After the initial reveal of the Xbox One earlier this week, many fans were left confused
as to what Microsoft's exact stance was on the online DRM system and whether the Xbox One would allow used games. Various conflicting reports surfaced suggesting that the system can support used games, while others suggested that this wasn't the case.
Official word on the matter has yet to be completely clear, however according to Polygon
and sources close to the publication, the Xbox One will allow used games but will utilise a "regular online spot check to verify the authenticity of games being played." It is unclear as to how long a Xbox One console can go without being checked online, however Microsoft's Phil Harrison has previously stated to Kotaku
that the console would require an online check every 24 hours, however other officials have confirmed
this is one possible scenario.
To continue the confusion MCV
are reporting that several anonymous retail sources have detailed just how gamers will trade in their used games, revealing that a system designed by Microsoft will allow gamers to de-authenticate their copy of the game and trade it in, removing it entirely from their account. MCV has detailed the potential process:
A gamer walks into a retailer and hands over the game they wish to sell. This will only be possible at retailers who have agreed to Microsoft’s T&Cs and more importantly integrated Microsoft’s cloud-based Azure pre-owned system into its own.
The game is then registered as having been traded-in on Microsoft’s system. The consumer who handed it over will subsequently see the game wiped from their account – hence the until now ambiguous claim from Phil Harrison that the Xbox One would have to ‘check in’ to Microsoft’s servers every 24 hours.
The retailer can then sell the pre-owned game at whatever price they like, although as part of the system the publisher of the title in question will automatically receive a percentage cut of the sale. As will Microsoft.
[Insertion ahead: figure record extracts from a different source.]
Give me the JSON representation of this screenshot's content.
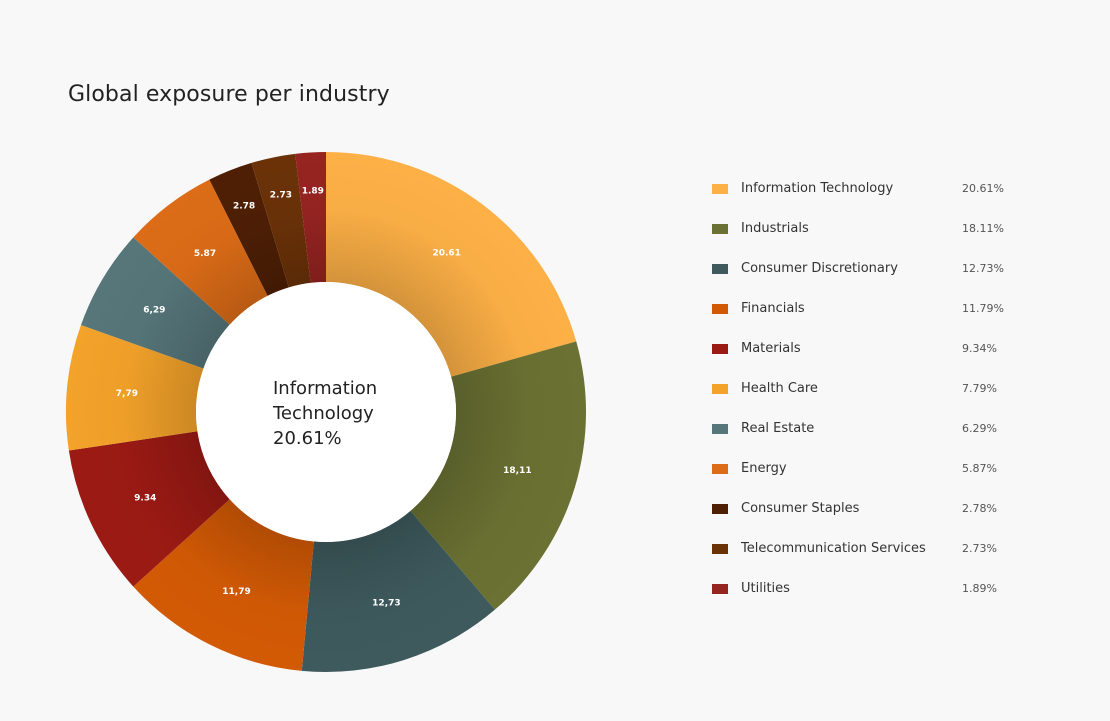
{
  "title": "Global exposure per industry",
  "center": {
    "line1": "Information",
    "line2": "Technology",
    "line3": "20.61%"
  },
  "chart_data": {
    "type": "pie",
    "title": "Global exposure per industry",
    "donut": true,
    "slices": [
      {
        "name": "Information Technology",
        "value": 20.61,
        "legend_value": "20.61%",
        "slice_label": "20.61",
        "color": "#fdb046"
      },
      {
        "name": "Industrials",
        "value": 18.11,
        "legend_value": "18.11%",
        "slice_label": "18,11",
        "color": "#6a7132"
      },
      {
        "name": "Consumer Discretionary",
        "value": 12.73,
        "legend_value": "12.73%",
        "slice_label": "12,73",
        "color": "#3e5a5d"
      },
      {
        "name": "Financials",
        "value": 11.79,
        "legend_value": "11.79%",
        "slice_label": "11,79",
        "color": "#d35a05"
      },
      {
        "name": "Materials",
        "value": 9.34,
        "legend_value": "9.34%",
        "slice_label": "9.34",
        "color": "#9c1a14"
      },
      {
        "name": "Health Care",
        "value": 7.79,
        "legend_value": "7.79%",
        "slice_label": "7,79",
        "color": "#f3a22a"
      },
      {
        "name": "Real Estate",
        "value": 6.29,
        "legend_value": "6.29%",
        "slice_label": "6,29",
        "color": "#56767a"
      },
      {
        "name": "Energy",
        "value": 5.87,
        "legend_value": "5.87%",
        "slice_label": "5.87",
        "color": "#dc6c17"
      },
      {
        "name": "Consumer Staples",
        "value": 2.78,
        "legend_value": "2.78%",
        "slice_label": "2.78",
        "color": "#4e1f05"
      },
      {
        "name": "Telecommunication Services",
        "value": 2.73,
        "legend_value": "2.73%",
        "slice_label": "2.73",
        "color": "#6b3208"
      },
      {
        "name": "Utilities",
        "value": 1.89,
        "legend_value": "1.89%",
        "slice_label": "1.89",
        "color": "#962421"
      }
    ]
  }
}
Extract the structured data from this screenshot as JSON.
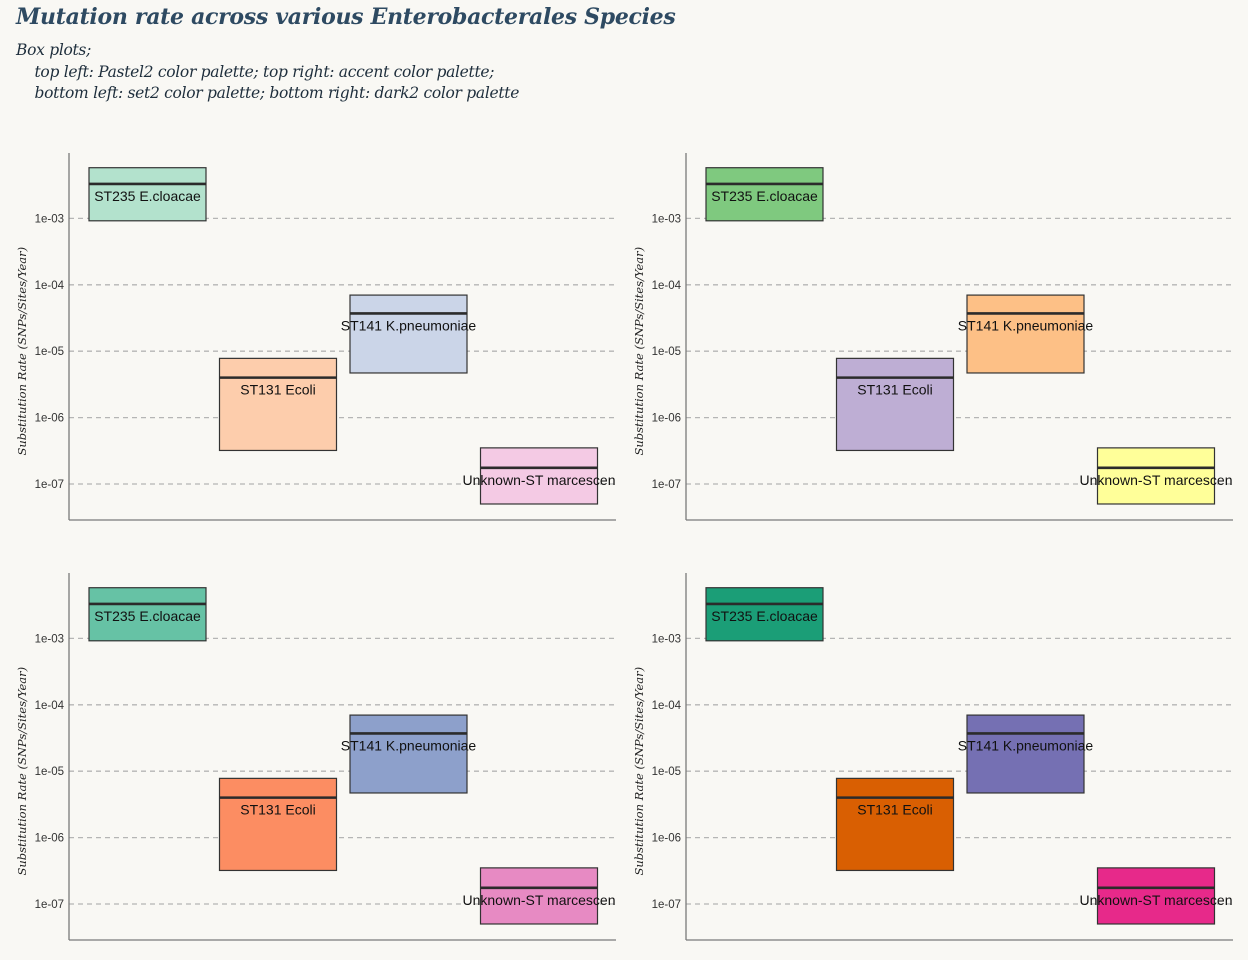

The retailer will pocket the rest.
It is currently unclear exactly how big of a cut retailers will be taking from traded-in games, but ConsoleDeals.co.uk
that it could be somewhere in the ten percent mark, however these are unconfirmed. These same reports also suggested a activation cost of £35 for pre-owned titles, though Polygon's sources are reporting that this is no longer the case.
Microsoft has yet to reveal a full statement on how exactly their next-gen console is going to work in today's market, however Microsoft's Larry "Major Nelson" Hryb has revealed that the "ability to trade in and resell games is important to gamers and to Xbox."
Xbox One is designed to support the trade in and resale of games. Reports about our policies for trade in and resale are inaccurate and incomplete. We will disclose more information in the near future.
Hopefully with this large amount of confusion we'll be able to get some direct and clear answers come E3 2013 in early June. Until then the guessing will continue.